Within the past fifteen years, the ability of certain bacteria and archaea to provide firewall protection against incoming hostile genetic code (as from viruses or plasmids) has received an amazing amount of research. These bacteria all possess a short sequence of DNA which is entitled CRISPR (clustered regularly interspaced palindromic repeats). Specialized processes attach short snippets of hostile incoming DNA to the CRISPR motif. Once copied into RNA, the CRISPR motif with attached hostile snippet seeks out other incoming hostile sequences (for example from phage viruses). Once such a hostile strand of genetic information has been identified, the CRISPR motif attaches itself to the newcomer and calls on special proteins to destroy the newcomer. The interesting thing is that these destroying compounds come in quite a number of different chemical structures and work in different ways.
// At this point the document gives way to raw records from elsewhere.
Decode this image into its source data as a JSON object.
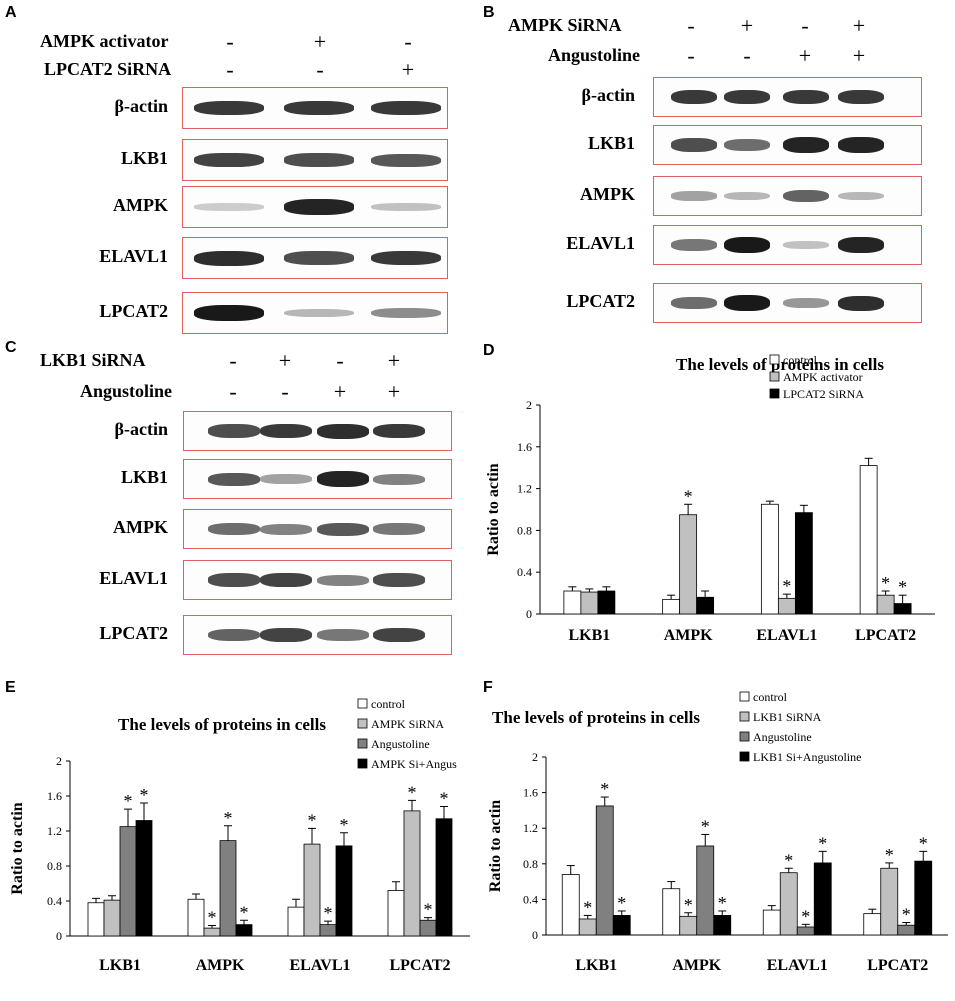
{
  "panels": {
    "A": {
      "label": "A",
      "treatments": [
        {
          "name": "AMPK activator",
          "signs": [
            "-",
            "+",
            "-"
          ]
        },
        {
          "name": "LPCAT2 SiRNA",
          "signs": [
            "-",
            "-",
            "+"
          ]
        }
      ],
      "rows": [
        {
          "name": "β-actin",
          "intensity": [
            0.85,
            0.85,
            0.85
          ]
        },
        {
          "name": "LKB1",
          "intensity": [
            0.8,
            0.75,
            0.7
          ]
        },
        {
          "name": "AMPK",
          "intensity": [
            0.15,
            0.95,
            0.2
          ]
        },
        {
          "name": "ELAVL1",
          "intensity": [
            0.9,
            0.75,
            0.85
          ]
        },
        {
          "name": "LPCAT2",
          "intensity": [
            1.0,
            0.25,
            0.45
          ]
        }
      ]
    },
    "B": {
      "label": "B",
      "treatments": [
        {
          "name": "AMPK SiRNA",
          "signs": [
            "-",
            "+",
            "-",
            "+"
          ]
        },
        {
          "name": "Angustoline",
          "signs": [
            "-",
            "-",
            "+",
            "+"
          ]
        }
      ],
      "rows": [
        {
          "name": "β-actin",
          "intensity": [
            0.85,
            0.85,
            0.85,
            0.85
          ]
        },
        {
          "name": "LKB1",
          "intensity": [
            0.75,
            0.6,
            0.95,
            0.95
          ]
        },
        {
          "name": "AMPK",
          "intensity": [
            0.35,
            0.25,
            0.65,
            0.25
          ]
        },
        {
          "name": "ELAVL1",
          "intensity": [
            0.55,
            1.0,
            0.2,
            0.95
          ]
        },
        {
          "name": "LPCAT2",
          "intensity": [
            0.6,
            1.0,
            0.4,
            0.9
          ]
        }
      ]
    },
    "C": {
      "label": "C",
      "treatments": [
        {
          "name": "LKB1 SiRNA",
          "signs": [
            "-",
            "+",
            "-",
            "+"
          ]
        },
        {
          "name": "Angustoline",
          "signs": [
            "-",
            "-",
            "+",
            "+"
          ]
        }
      ],
      "rows": [
        {
          "name": "β-actin",
          "intensity": [
            0.75,
            0.85,
            0.9,
            0.85
          ]
        },
        {
          "name": "LKB1",
          "intensity": [
            0.7,
            0.35,
            0.95,
            0.5
          ]
        },
        {
          "name": "AMPK",
          "intensity": [
            0.6,
            0.5,
            0.7,
            0.55
          ]
        },
        {
          "name": "ELAVL1",
          "intensity": [
            0.75,
            0.8,
            0.5,
            0.75
          ]
        },
        {
          "name": "LPCAT2",
          "intensity": [
            0.65,
            0.8,
            0.55,
            0.8
          ]
        }
      ]
    }
  },
  "chart_data": [
    {
      "panel": "D",
      "type": "bar",
      "title": "The levels of proteins in cells",
      "ylabel": "Ratio to actin",
      "xlabel": "",
      "ylim": [
        0,
        2
      ],
      "yticks": [
        "0",
        "0.4",
        "0.8",
        "1.2",
        "1.6",
        "2"
      ],
      "categories": [
        "LKB1",
        "AMPK",
        "ELAVL1",
        "LPCAT2"
      ],
      "series": [
        {
          "name": "control",
          "color": "#ffffff",
          "values": [
            0.22,
            0.14,
            1.05,
            1.42
          ],
          "errors": [
            0.04,
            0.04,
            0.03,
            0.07
          ],
          "sig": [
            false,
            false,
            false,
            false
          ]
        },
        {
          "name": "AMPK activator",
          "color": "#c0c0c0",
          "values": [
            0.21,
            0.95,
            0.15,
            0.18
          ],
          "errors": [
            0.03,
            0.1,
            0.04,
            0.04
          ],
          "sig": [
            false,
            true,
            true,
            true
          ]
        },
        {
          "name": "LPCAT2 SiRNA",
          "color": "#000000",
          "values": [
            0.22,
            0.16,
            0.97,
            0.1
          ],
          "errors": [
            0.04,
            0.06,
            0.07,
            0.08
          ],
          "sig": [
            false,
            false,
            false,
            true
          ]
        }
      ],
      "sig_marker": "*",
      "legend_position": "top-right"
    },
    {
      "panel": "E",
      "type": "bar",
      "title": "The levels of proteins in cells",
      "ylabel": "Ratio to actin",
      "xlabel": "",
      "ylim": [
        0,
        2
      ],
      "yticks": [
        "0",
        "0.4",
        "0.8",
        "1.2",
        "1.6",
        "2"
      ],
      "categories": [
        "LKB1",
        "AMPK",
        "ELAVL1",
        "LPCAT2"
      ],
      "series": [
        {
          "name": "control",
          "color": "#ffffff",
          "values": [
            0.38,
            0.42,
            0.33,
            0.52
          ],
          "errors": [
            0.05,
            0.06,
            0.09,
            0.1
          ],
          "sig": [
            false,
            false,
            false,
            false
          ]
        },
        {
          "name": "AMPK SiRNA",
          "color": "#c0c0c0",
          "values": [
            0.41,
            0.09,
            1.05,
            1.43
          ],
          "errors": [
            0.05,
            0.03,
            0.18,
            0.12
          ],
          "sig": [
            false,
            true,
            true,
            true
          ]
        },
        {
          "name": "Angustoline",
          "color": "#808080",
          "values": [
            1.25,
            1.09,
            0.13,
            0.18
          ],
          "errors": [
            0.2,
            0.17,
            0.04,
            0.03
          ],
          "sig": [
            true,
            true,
            true,
            true
          ]
        },
        {
          "name": "AMPK Si+Angus",
          "color": "#000000",
          "values": [
            1.32,
            0.13,
            1.03,
            1.34
          ],
          "errors": [
            0.2,
            0.05,
            0.15,
            0.14
          ],
          "sig": [
            true,
            true,
            true,
            true
          ]
        }
      ],
      "sig_marker": "*",
      "legend_position": "top-right"
    },
    {
      "panel": "F",
      "type": "bar",
      "title": "The levels of proteins in cells",
      "ylabel": "Ratio to actin",
      "xlabel": "",
      "ylim": [
        0,
        2
      ],
      "yticks": [
        "0",
        "0.4",
        "0.8",
        "1.2",
        "1.6",
        "2"
      ],
      "categories": [
        "LKB1",
        "AMPK",
        "ELAVL1",
        "LPCAT2"
      ],
      "series": [
        {
          "name": "control",
          "color": "#ffffff",
          "values": [
            0.68,
            0.52,
            0.28,
            0.24
          ],
          "errors": [
            0.1,
            0.08,
            0.05,
            0.05
          ],
          "sig": [
            false,
            false,
            false,
            false
          ]
        },
        {
          "name": "LKB1 SiRNA",
          "color": "#c0c0c0",
          "values": [
            0.18,
            0.21,
            0.7,
            0.75
          ],
          "errors": [
            0.04,
            0.04,
            0.05,
            0.06
          ],
          "sig": [
            true,
            true,
            true,
            true
          ]
        },
        {
          "name": "Angustoline",
          "color": "#808080",
          "values": [
            1.45,
            1.0,
            0.09,
            0.11
          ],
          "errors": [
            0.1,
            0.13,
            0.03,
            0.03
          ],
          "sig": [
            true,
            true,
            true,
            true
          ]
        },
        {
          "name": "LKB1 Si+Angustoline",
          "color": "#000000",
          "values": [
            0.22,
            0.22,
            0.81,
            0.83
          ],
          "errors": [
            0.05,
            0.05,
            0.13,
            0.11
          ],
          "sig": [
            true,
            true,
            true,
            true
          ]
        }
      ],
      "sig_marker": "*",
      "legend_position": "top-right"
    }
  ]
}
Thus a recent article on CRISPR reported: “In the perpetual conflict between bacterial and archaeal hosts and the viruses that infect them, CRISPR-Cas systems [Cas means CRISPR associated system] provide an adaptive defence mechanism through programmed immune memory. These systems show notable variation in the diverse domains and ribonuceloproteins that are involved in these processes. Class I CRISPR systems possess effector complexes that are composed of several Cas proteins whereas class 2 systems rely on single effector, multidomain proteins that mediate crRNA binding and interference. Among known systems, only type III and type VI systems target RNA……..The recently identified CRISPR subtype III-E encompasses a single predicted effector protein that has been computationally characterized as a fusion of four Cas7 group proteins and a putative Cas11-like protein.” [Ahzen Ozcan et al. 2021. Programmable RNA targeting with the single-protein CRISPR effector Cas7-11. Nature 597 #7878: 720-725. See p. 720.]
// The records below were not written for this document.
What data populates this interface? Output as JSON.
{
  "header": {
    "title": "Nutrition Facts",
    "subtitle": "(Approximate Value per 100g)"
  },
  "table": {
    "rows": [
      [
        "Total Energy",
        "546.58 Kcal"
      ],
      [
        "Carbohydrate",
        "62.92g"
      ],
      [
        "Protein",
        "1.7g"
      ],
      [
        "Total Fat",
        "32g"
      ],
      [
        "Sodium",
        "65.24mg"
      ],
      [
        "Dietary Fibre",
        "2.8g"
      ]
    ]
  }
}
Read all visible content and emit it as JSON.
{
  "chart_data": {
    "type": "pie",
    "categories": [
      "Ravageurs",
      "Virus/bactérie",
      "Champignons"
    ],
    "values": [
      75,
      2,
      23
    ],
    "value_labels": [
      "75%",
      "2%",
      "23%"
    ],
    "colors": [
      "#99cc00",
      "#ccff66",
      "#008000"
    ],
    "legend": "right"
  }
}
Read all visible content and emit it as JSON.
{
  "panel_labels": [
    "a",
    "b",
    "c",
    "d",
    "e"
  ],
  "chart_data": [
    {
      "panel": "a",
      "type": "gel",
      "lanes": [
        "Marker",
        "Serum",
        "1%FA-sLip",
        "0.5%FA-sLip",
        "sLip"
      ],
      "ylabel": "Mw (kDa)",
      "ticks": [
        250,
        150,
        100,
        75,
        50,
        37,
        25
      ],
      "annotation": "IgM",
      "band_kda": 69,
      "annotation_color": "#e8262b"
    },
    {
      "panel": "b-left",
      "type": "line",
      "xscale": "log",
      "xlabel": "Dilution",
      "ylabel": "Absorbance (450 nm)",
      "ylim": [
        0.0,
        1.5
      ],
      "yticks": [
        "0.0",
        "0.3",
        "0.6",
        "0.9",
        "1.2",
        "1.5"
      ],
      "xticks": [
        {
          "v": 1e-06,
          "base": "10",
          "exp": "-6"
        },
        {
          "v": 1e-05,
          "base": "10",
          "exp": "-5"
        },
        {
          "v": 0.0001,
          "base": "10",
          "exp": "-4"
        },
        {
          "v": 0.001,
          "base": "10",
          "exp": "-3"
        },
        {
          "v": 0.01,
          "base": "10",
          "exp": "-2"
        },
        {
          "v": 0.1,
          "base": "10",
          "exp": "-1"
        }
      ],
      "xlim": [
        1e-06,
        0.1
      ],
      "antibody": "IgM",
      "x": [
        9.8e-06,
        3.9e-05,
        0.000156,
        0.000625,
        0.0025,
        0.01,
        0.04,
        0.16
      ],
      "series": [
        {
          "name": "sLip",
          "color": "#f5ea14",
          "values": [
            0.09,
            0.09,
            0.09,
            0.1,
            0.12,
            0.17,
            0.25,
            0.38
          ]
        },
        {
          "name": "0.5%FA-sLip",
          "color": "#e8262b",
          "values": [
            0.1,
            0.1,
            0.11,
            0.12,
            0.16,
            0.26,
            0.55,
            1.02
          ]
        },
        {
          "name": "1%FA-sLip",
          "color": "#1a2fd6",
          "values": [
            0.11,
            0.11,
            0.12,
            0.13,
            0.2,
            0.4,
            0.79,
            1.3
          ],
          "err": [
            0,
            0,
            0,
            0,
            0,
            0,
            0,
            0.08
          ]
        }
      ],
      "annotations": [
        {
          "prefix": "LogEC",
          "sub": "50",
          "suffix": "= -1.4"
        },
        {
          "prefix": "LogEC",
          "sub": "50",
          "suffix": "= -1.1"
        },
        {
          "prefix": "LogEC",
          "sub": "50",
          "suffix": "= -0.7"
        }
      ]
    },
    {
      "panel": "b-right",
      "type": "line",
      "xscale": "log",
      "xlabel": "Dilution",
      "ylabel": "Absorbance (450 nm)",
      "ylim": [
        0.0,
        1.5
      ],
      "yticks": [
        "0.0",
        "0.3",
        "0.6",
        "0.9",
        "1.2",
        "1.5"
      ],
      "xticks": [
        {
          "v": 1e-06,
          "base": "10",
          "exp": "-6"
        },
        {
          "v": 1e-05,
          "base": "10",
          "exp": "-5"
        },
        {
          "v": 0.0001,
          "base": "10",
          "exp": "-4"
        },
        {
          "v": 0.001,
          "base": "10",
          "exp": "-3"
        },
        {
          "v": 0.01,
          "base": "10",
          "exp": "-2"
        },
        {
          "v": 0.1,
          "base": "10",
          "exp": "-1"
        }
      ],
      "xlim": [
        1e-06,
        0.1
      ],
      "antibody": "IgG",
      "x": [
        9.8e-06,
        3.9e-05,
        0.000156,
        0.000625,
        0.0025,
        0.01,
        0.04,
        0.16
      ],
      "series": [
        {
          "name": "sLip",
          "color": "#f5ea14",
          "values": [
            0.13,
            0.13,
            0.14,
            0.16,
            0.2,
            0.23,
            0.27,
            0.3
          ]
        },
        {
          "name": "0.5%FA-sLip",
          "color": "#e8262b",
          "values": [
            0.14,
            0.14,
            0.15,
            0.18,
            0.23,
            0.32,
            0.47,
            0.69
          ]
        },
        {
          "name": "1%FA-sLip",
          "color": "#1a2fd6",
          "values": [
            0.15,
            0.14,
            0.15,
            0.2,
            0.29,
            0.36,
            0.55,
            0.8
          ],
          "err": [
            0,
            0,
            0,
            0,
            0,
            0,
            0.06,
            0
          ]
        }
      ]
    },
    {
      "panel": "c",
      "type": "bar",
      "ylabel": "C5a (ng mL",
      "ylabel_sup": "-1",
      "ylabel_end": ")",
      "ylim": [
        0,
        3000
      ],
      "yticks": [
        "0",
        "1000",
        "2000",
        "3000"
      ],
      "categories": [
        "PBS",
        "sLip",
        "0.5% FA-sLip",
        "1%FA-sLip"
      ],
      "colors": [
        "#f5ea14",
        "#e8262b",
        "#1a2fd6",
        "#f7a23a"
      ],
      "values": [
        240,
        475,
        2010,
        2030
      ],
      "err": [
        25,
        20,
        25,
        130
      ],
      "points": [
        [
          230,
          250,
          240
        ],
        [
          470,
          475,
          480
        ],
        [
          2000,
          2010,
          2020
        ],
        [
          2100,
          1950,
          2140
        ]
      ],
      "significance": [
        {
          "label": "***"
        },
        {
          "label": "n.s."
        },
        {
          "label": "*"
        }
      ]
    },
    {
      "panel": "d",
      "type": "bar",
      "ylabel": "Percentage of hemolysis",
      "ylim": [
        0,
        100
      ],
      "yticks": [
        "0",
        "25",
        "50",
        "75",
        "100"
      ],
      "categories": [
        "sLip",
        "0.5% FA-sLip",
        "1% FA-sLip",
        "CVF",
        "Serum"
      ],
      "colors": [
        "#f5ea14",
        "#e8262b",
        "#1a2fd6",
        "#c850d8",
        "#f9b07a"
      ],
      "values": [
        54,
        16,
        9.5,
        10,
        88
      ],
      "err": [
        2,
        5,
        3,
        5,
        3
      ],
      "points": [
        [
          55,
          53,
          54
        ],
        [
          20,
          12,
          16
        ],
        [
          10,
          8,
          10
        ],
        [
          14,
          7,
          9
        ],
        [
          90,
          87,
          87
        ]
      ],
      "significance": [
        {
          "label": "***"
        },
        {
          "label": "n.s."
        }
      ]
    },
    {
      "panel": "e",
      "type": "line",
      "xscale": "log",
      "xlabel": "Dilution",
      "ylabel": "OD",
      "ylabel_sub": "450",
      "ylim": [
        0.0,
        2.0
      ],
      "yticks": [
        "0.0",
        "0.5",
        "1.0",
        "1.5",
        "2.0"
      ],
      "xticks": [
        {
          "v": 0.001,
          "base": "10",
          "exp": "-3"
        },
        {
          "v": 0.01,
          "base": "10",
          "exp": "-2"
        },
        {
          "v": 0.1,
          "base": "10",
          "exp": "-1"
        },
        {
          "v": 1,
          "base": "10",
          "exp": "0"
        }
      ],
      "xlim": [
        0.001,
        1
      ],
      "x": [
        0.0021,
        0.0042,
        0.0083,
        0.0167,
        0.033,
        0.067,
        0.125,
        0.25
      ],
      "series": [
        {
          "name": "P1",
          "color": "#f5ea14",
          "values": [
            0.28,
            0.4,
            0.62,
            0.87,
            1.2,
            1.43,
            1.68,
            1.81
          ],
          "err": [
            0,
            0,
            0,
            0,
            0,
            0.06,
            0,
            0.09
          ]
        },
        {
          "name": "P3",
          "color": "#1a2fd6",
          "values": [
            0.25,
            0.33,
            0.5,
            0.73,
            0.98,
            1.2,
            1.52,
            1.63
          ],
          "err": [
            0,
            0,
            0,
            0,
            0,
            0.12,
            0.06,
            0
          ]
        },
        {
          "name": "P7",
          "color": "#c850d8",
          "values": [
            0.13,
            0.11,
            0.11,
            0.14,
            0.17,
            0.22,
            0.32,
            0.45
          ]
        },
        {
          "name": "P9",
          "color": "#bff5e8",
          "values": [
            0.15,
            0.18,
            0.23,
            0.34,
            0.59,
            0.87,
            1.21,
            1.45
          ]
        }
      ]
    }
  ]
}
The article concludes “As the only identified single-protein effector of class I CRISPR systems, Cas 7-11 is distinct from all previously studied RNA-targeting CRISPR effectors, both in domain architecture and functionality.” The fancy effector molecules associated with this firewall system, all destroy incoming hostile genetic code, but the way that they do this is very different among different bacteria and archaea. The spontaneous origin of such fancy molecules is difficult to envisage even once, but multiple times for different designs? Convergence (chance) does not work as an explanation. Intelligent design does work as an explanation!